"Music and dance, and the delirium of battle or the chase acts thus upon spontaneous natures.

"The mystery of rhythm and associated energy and blood-tingling in sympathy is here. It lies at the root of man's most tyrannous instinctive impulses."

Considering that J. Addington Symonds was a permanent invalid, exiled to Davos by his health, he shows in this paragraph extraordinary understanding.

Fox-hunting is not merely an idle amusement; it is an outlet for man's natural instincts; a healthy way of making him active, and training his character. Whether it exercises his mental faculties in a like degree is another question. I do not think a man can be very stupid who rides well to hounds. The qualifying remark that "he is so perfectly mounted" rather adds to his credit than otherwise, for, with unlimited means, and the best possible intention it is difficult in these days of competition to get together a stud of hunters of the right stamp.

People vary considerably in their notions of the right stamp; but most men and women who know anything about horses look out for quality, good bone, loose elbows, active shoulders, strong back, clean hocks, and a head put on the right way; whether in a horse over sixteen-hands or a pony. A judge of horse flesh will never be mistaken about these qualifications, either in the meanest-looking cab horse or a rough brute in a farmyard.

Hunting people of long experience will tell us they have had one horse in their lives. One that suited their temperament, that they took greater liberties with, that gave them fewer falls, and showed them more sport than all the others. Whyte Melville says, "Forty minutes over an enclosed country establishes the partnership of man and beast in relation of confidence." The combination of pluck, decision and persuasion in a man, and nervous susceptibility in a horse, begets intimacy and mutual affection which many married couples might envy. One horse may make a man's reputation, and pleasantly raise the average of an unequal, even shady, lot in his sale at Tattersall's.

I had a brown horse that did a great deal for me. He was nearly thorough-bred; by Lydon, dam by Pollard, 15·3, with beautiful limbs and freedom. He had poor ribs, rather a fractious mouth, and the courage of an army. I hunted him for six seasons; in Cheshire, Yorkshire, Lincolnshire, Wiltshire, Gloucestershire, Bedfordshire, Leicestershire, Buckinghamshire, and Northamptonshire, and he never gave me a fall.

I once fell off him. After an enormous jump over an average fence, prompted by a feeling of power and capacity, he gave a sort of skip on landing, and on this provocation I "cut a voluntary," to use a sporting phrase. He died of lockjaw, to my unceasing regret. I remember in 1885 being mounted on an extraordinary hunter. I had not gone ten strides before I knew I could not hold him. My patron, on receiving this information, said, "What does it matter! hounds are running—you surely don't want to stop?" "Oh, no!" I replied, "but I cannot guide him." "That doesn't matter—they are running straight," so, stimulated by this obvious common sense, I went on in the delirium of the chase, till I had jumped so close to an innocent man that my habit skirt carried off his spur, and, in avoiding a collision at a ford, I jumped the widest brook I have ever seen jumped; and after that I got a pull at him.

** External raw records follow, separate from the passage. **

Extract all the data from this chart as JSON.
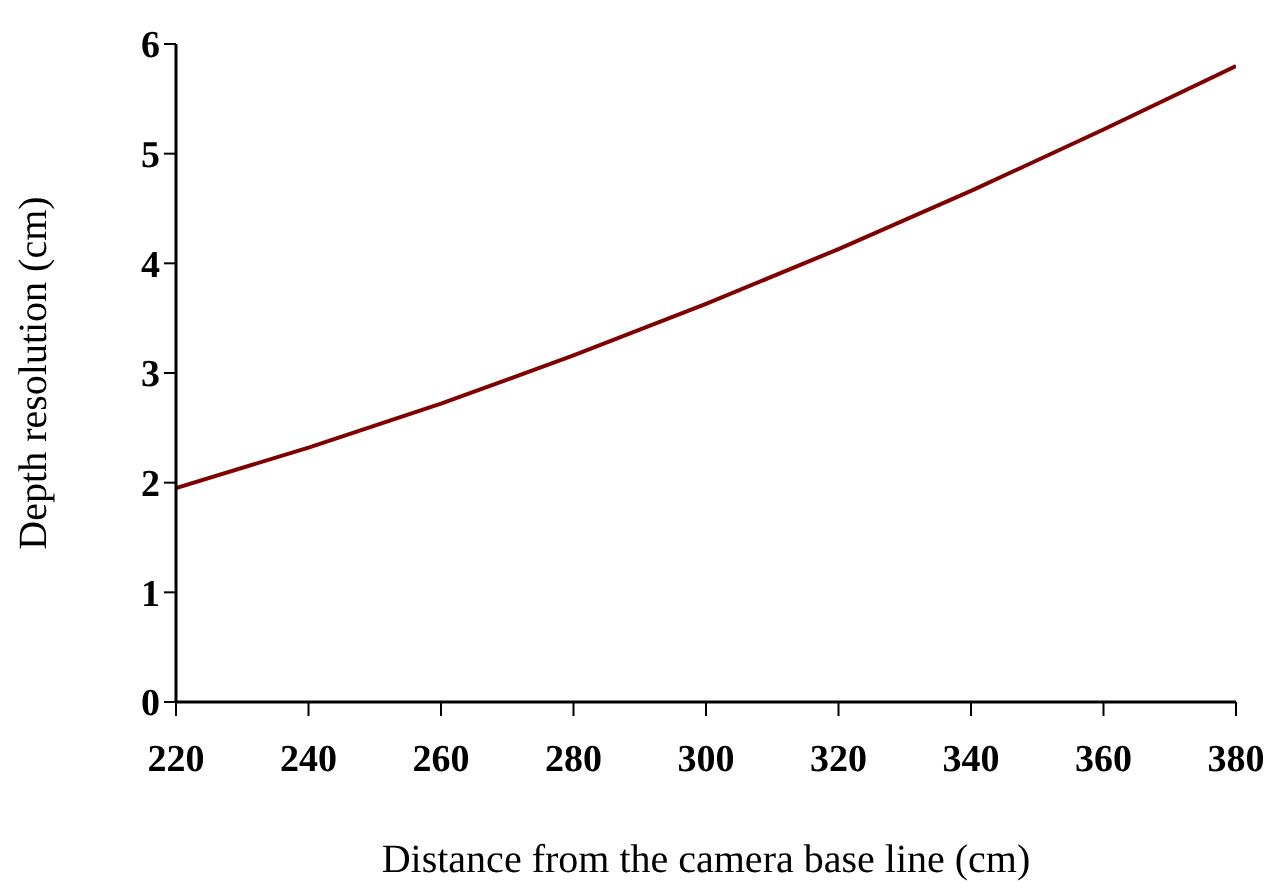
{
  "chart_data": {
    "type": "line",
    "xlabel": "Distance from the camera base line (cm)",
    "ylabel": "Depth resolution (cm)",
    "x": [
      220,
      240,
      260,
      280,
      300,
      320,
      340,
      360,
      380
    ],
    "series": [
      {
        "color": "#800000",
        "values": [
          1.95,
          2.32,
          2.72,
          3.16,
          3.63,
          4.13,
          4.66,
          5.22,
          5.8
        ]
      }
    ],
    "xlim": [
      220,
      380
    ],
    "xticks": [
      220,
      240,
      260,
      280,
      300,
      320,
      340,
      360,
      380
    ],
    "ylim": [
      0,
      6
    ],
    "yticks": [
      0,
      1,
      2,
      3,
      4,
      5,
      6
    ],
    "grid": false,
    "legend": false,
    "marker": "none",
    "line_style": "solid"
  }
}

He could not put a foot wrong, and was perfectly unconscious of my wish to influence him.

I began hunting with the inestimable advantage of possessing no horses of my own. For four years I rode hired horses, and had many uncouth falls, but I never hurt myself or my horse. There is freemasonry among "hirelings," I think: they know how to protect themselves and their riders. They jump without being bold; they are stale without being tired; and they live to be very old; by which, I presume, they are treated better than one would suppose. The first horse I ever possessed of my own cost £100, and was called Pickwell, after a manor house in Leicestershire. He was 15·2, with a swivel neck. For the benefit of people who do not understand this expression, I will say he could almost put his head upon my lap. He was a very poor "doer," and, towards the end of the season, assumed the proportions of a tea-leaf, and had to be sold. He could not do a whole day even when only hunted three days a fortnight. He was an airy performer, and I was sorry to part with him. I hunted him with the Grafton, the Bicester, and Selby Lownides. Parts of the Grafton country are as fine as Leicestershire, without having quite its scope or freedom. It is a very sporting country, with fine woodlands and good wild foxes. When I hunted there we had, in Frank Beers, as good a huntsman as you could wish to see.

In a paper of this length any criticism of the various merits of hunting countries would be impossible. In a rough way this is how I should appraise them. The Cottesmore for hounds. The Burton for foxes. The Holdernesse for horses. The Pytchley for riders, and the Quorn for the field.